Sidak dilakukan setelah adanya usulan pihak ketiga terkait perizinan resort tersebut. Pemeriksaan meliputi kesesuaian dengan tata ruang Provinsi Bali dan Kabupaten Badung, kelengkapan analisis mengenai dampak lingkungan (amdal), hingga posisi bangunan di sempadan pantai.

Hasil pengecekan menyatakan proyek layak secara hukum, sesuai rencana tata ruang provinsi dan kabupaten, serta berada di kawasan yang memang diperuntukkan bagi pariwisata. Bangunan lama dibongkar untuk diganti hotel baru, sementara sempadan pantai dinyatakan aman. Proyek kini menunggu keputusan amdal dari Kementerian Lingkungan Hidup.

“Kiri kanannya juga hotel semua, ada Atlas, Finns Club, dan lainnya,” katanya.
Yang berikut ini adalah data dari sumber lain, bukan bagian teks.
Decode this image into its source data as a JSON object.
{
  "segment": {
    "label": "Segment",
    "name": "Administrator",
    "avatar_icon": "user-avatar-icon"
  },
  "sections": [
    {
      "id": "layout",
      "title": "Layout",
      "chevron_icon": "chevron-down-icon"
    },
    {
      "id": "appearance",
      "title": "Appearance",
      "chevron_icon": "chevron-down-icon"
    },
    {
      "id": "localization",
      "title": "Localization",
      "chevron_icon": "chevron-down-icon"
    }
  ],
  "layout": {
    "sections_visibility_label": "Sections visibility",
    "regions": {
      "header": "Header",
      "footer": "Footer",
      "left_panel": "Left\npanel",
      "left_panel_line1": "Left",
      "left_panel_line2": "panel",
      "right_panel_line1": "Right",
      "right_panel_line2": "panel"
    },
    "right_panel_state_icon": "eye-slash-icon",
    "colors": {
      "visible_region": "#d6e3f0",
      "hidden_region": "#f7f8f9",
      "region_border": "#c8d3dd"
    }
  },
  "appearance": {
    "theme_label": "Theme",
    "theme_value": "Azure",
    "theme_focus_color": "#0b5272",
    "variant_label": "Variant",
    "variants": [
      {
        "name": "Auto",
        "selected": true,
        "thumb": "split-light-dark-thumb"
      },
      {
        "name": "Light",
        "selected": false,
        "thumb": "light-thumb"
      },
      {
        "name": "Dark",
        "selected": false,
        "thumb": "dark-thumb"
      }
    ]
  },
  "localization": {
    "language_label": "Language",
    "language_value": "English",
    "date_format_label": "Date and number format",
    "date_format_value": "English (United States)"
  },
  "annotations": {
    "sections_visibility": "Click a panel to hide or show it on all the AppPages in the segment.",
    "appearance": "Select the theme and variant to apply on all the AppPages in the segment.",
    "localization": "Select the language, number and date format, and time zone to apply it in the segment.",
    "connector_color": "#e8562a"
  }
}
Ia menegaskan, sidak ini merupakan komitmen Pemprov Bali untuk menegakkan aturan tata ruang, melindungi kawasan hijau, dan mengendalikan pembangunan berlebihan di wilayah wisata. Pantai dan kawasan pesisir, menurutnya, memiliki fungsi ekologi dan sosial yang harus dijaga.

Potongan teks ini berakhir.